Ein Richter des Zweiten Verwaltungsgerichts von Neiva hat die Stadtverwaltung dazu verurteilt, 1.507.618.324 Pesos zuzüglich Verzugszinsen an das Consorcio Atenas 121 für die Abwicklung des Bauvertrags der kleinen Volleyballhalle zu zahlen. Das Urteil beendet einen Rechtsstreit nach gescheiterten Schlichtungsversuchen und Zahlungsverzögerungen seit der Projektübergabe im Jahr 2023. Das Konsortium beklagt einen Mangel an kommunaler Bereitschaft zur Begleichung der Schulden.

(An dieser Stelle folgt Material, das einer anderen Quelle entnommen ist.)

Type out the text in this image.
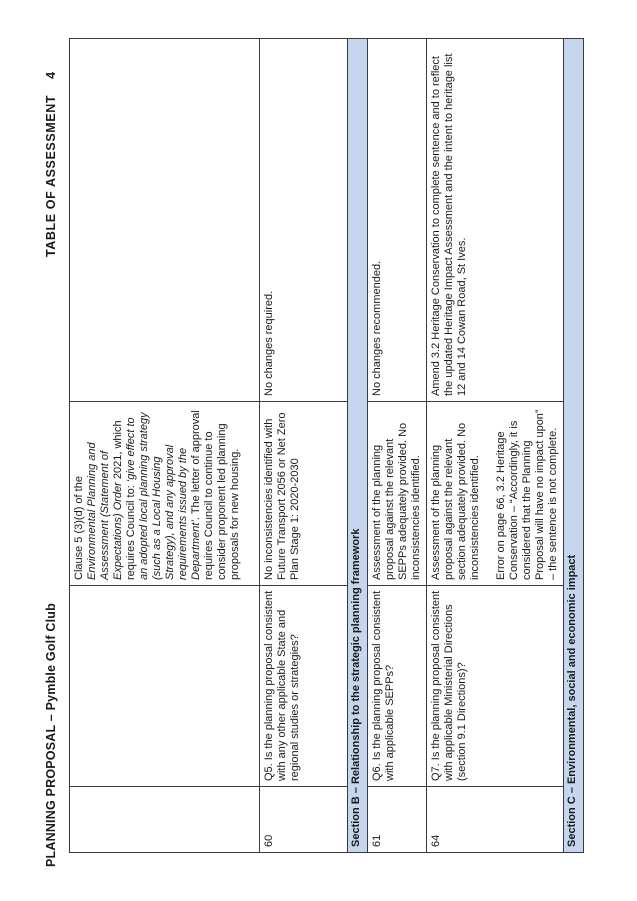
PLANNING PROPOSAL – Pymble Golf Club
TABLE OF ASSESSMENT4
		Clause 5 (3)(d) of the Environmental Planning and Assessment (Statement of Expectations) Order 2021, which requires Council to: ‘give effect to an adopted local planning strategy (such as a Local Housing Strategy), and any approval requirements issued by the Department’. The letter of approval requires Council to continue to consider proponent led planning proposals for new housing.	
60	Q5. Is the planning proposal consistent with any other applicable State and regional studies or strategies?	No inconsistencies identified with Future Transport 2056 or Net Zero Plan Stage 1: 2020-2030	No changes required.
Section B – Relationship to the strategic planning framework			
61	Q6. Is the planning proposal consistent with applicable SEPPs?	Assessment of the planning proposal against the relevant SEPPs adequately provided. No inconsistencies identified.	No changes recommended.
64	Q7. Is the planning proposal consistent with applicable Ministerial Directions (section 9.1 Directions)?	Assessment of the planning proposal against the relevant section adequately provided. No inconsistencies identified. Error on page 66, 3.2 Heritage Conservation – “Accordingly, it is considered that the Planning Proposal will have no impact upon” – the sentence is not complete.	Amend 3.2 Heritage Conservation to complete sentence and to reflect the updated Heritage Impact Assessment and the intent to heritage list 12 and 14 Cowan Road, St Ives.
Section C – Environmental, social and economic impact			
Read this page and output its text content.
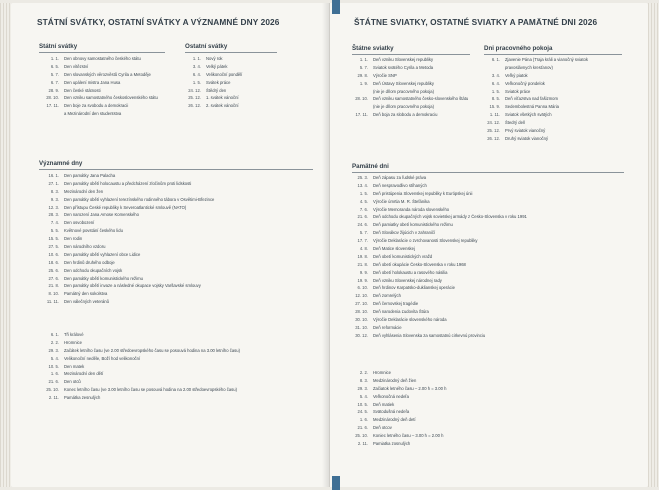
STÁTNÍ SVÁTKY, OSTATNÍ SVÁTKY A VÝZNAMNÉ DNY 2026
Státní svátky
1. 1.	Den obnovy samostatného českého státu
6. 5.	Den vítězství
5. 7.	Den slovanských věrozvěstů Cyrila a Metoděje
6. 7.	Den upálení mistra Jana Husa
28. 9.	Den české státnosti
28. 10.	Den vzniku samostatného československého státu
17. 11.	Den boje za svobodu a demokracii
a Mezinárodní den studentstva
Ostatní svátky
1. 1.	Nový rok
3. 4.	Velký pátek
6. 4.	Velikonoční pondělí
1. 5.	Svátek práce
24. 12.	Štědrý den
25. 12.	1. svátek vánoční
26. 12.	2. svátek vánoční
Významné dny
16. 1.	Den památky Jana Palacha
27. 1.	Den památky obětí holocaustu a předcházení zločinům proti lidskosti
8. 3.	Mezinárodní den žen
9. 3.	Den památky obětí vyhlazení terezínského rodinného tábora v Osvětimi-Březince
12. 3.	Den přístupu České republiky k Severoatlantické smlouvě (NATO)
28. 3.	Den narození Jana Amose Komenského
7. 4.	Den osvobození
5. 5.	Květnové povstání českého lidu
15. 5.	Den rodin
27. 5.	Den národního vzdoru
10. 6.	Den památky obětí vyhlazení obce Lidice
18. 6.	Den hrdinů druhého odboje
25. 6.	Den odchodu okupačních vojsk
27. 6.	Den památky obětí komunistického režimu
21. 8.	Den památky obětí invaze a následné okupace vojsky Varšavské smlouvy
8. 10.	Památný den sokolstva
11. 11.	Den válečných veteránů
6. 1.	Tři králové
2. 2.	Hromnice
29. 3.	Začátek letního času (ve 2.00 středoevropského času se posouvá hodina na 3.00 letního času)
5. 4.	Velikonoční neděle, Boží hod velikonoční
10. 5.	Den matek
1. 6.	Mezinárodní den dětí
21. 6.	Den otců
25. 10.	Konec letního času (ve 3.00 letního času se posouvá hodina na 2.00 středoevropského času)
2. 11.	Památka zesnulých
ŠTÁTNE SVIATKY, OSTATNÉ SVIATKY A PAMÄTNÉ DNI 2026
Štátne sviatky
1. 1.	Deň vzniku Slovenskej republiky
5. 7.	Sviatok svätého Cyrila a Metoda
29. 8.	Výročie SNP
1. 9.	Deň Ústavy Slovenskej republiky
(nie je dňom pracovného pokoja)
28. 10.	Deň vzniku samostatného česko-slovenského štátu
(nie je dňom pracovného pokoja)
17. 11.	Deň boja za slobodu a demokraciu
Dni pracovného pokoja
6. 1.	Zjavenie Pána (Traja králi a vianočný sviatok
pravoslávnych kresťanov)
3. 4.	Veľký piatok
6. 4.	Veľkonočný pondelok
1. 5.	Sviatok práce
8. 5.	Deň víťazstva nad fašizmom
15. 9.	Sedembolestná Panna Mária
1. 11.	Sviatok všetkých svätých
24. 12.	Štedrý deň
25. 12.	Prvý sviatok vianočný
26. 12.	Druhý sviatok vianočný
Pamätné dni
25. 3.	Deň zápasu za ľudské práva
13. 4.	Deň nespravodlivo stíhaných
1. 5.	Deň pristúpenia Slovenskej republiky k Európskej únii
4. 5.	Výročie úmrtia M. R. Štefánika
7. 6.	Výročie Memoranda národa slovenského
21. 6.	Deň odchodu okupačných vojsk sovietskej armády z Česko-Slovenska v roku 1991
24. 6.	Deň pamiatky obetí komunistického režimu
5. 7.	Deň Slovákov žijúcich v zahraničí
17. 7.	Výročie Deklarácie o zvrchovanosti Slovenskej republiky
4. 8.	Deň Matice slovenskej
19. 8.	Deň obetí komunistických vražd
21. 8.	Deň obetí okupácie Česko-Slovenska v roku 1968
9. 9.	Deň obetí holokaustu a rasového násilia
19. 9.	Deň vzniku Slovenskej národnej rady
6. 10.	Deň hrdinov Karpatsko-duklianskej operácie
12. 10.	Deň zomrelých
27. 10.	Deň černovskej tragédie
28. 10.	Deň narodenia Ľudovíta Štúra
30. 10.	Výročie Deklarácie slovenského národa
31. 10.	Deň reformácie
30. 12.	Deň vyhlásenia Slovenska za samostatnú cirkevnú provinciu
2. 2.	Hromnice
8. 3.	Medzinárodný deň žien
29. 3.	Začiatok letného času – 2.00 h = 3.00 h
5. 4.	Veľkonočná nedeľa
10. 5.	Deň matiek
24. 5.	Svätodušná nedeľa
1. 6.	Medzinárodný deň detí
21. 6.	Deň otcov
25. 10.	Koniec letného času – 3.00 h = 2.00 h
2. 11.	Pamiatka zosnulých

Das Zweite Verwaltungsgericht von Neiva hat einen Zahlungsbefehl zugunsten des Consorcio Atenas 121 gegen die Stadtverwaltung von Neiva in Höhe von 1.507.618.324 Pesos zuzüglich Zinsen bis zur vollständigen Begleichung erlassen. Dies resultiert aus dem Vertrag Nr. 1139 von 2019 für den Bau der kleinen Volleyballhalle in Neiva, Huila, der während der Amtszeit des ehemaligen Bürgermeisters Rodrigo Lara Sánchez für 8,2 Milliarden Pesos vergeben wurde. Die Arbeiten begannen im Jahr 2019 und wurden zwei Jahre nach der Fertigstellung im Jahr 2023 übergeben, wobei anfängliche Konstruktionsmängel wie Bodenprobleme, Wände, Brandschutznetze, Aktualisierungen der Retie- und Repilar-Vorschriften sowie RAS für Wasser und Abwasser behoben werden mussten, was Nachträge und Budgeterhöhungen erforderte. Claudio Cesar Mejía Gutiérrez, der gesetzliche Vertreter des Konsortiums, erklärte, dass man nach der Einreichung der Abrechnung und der Rechnung vom 27. Dezember 2023 sowie der Ausschöpfung der Schlichtungsverfahren bei der Generalstaatsanwaltschaft – bei denen die Stadtverwaltung zwar Interesse bekundete, aber keine Zahlungsdokumente vorlegte – Klage eingereicht habe. Der Richter bestätigte den vollstreckbaren Titel mit den Protokollen über den endgültigen Erhalt, die Beendigung und die zweiseitige Abwicklung vom 18. Juli 2025. Juan Camilo Muñoz, der Sportsekretär, gab an, nichts von der Klage gewusst zu haben, erklärte jedoch, man arbeite an einer zeitnahen Zahlung und merkte an, dass es sich bei der Schuld um die verbleibenden 10 % des Vertrags handele, die sich innerhalb der Fristen befänden.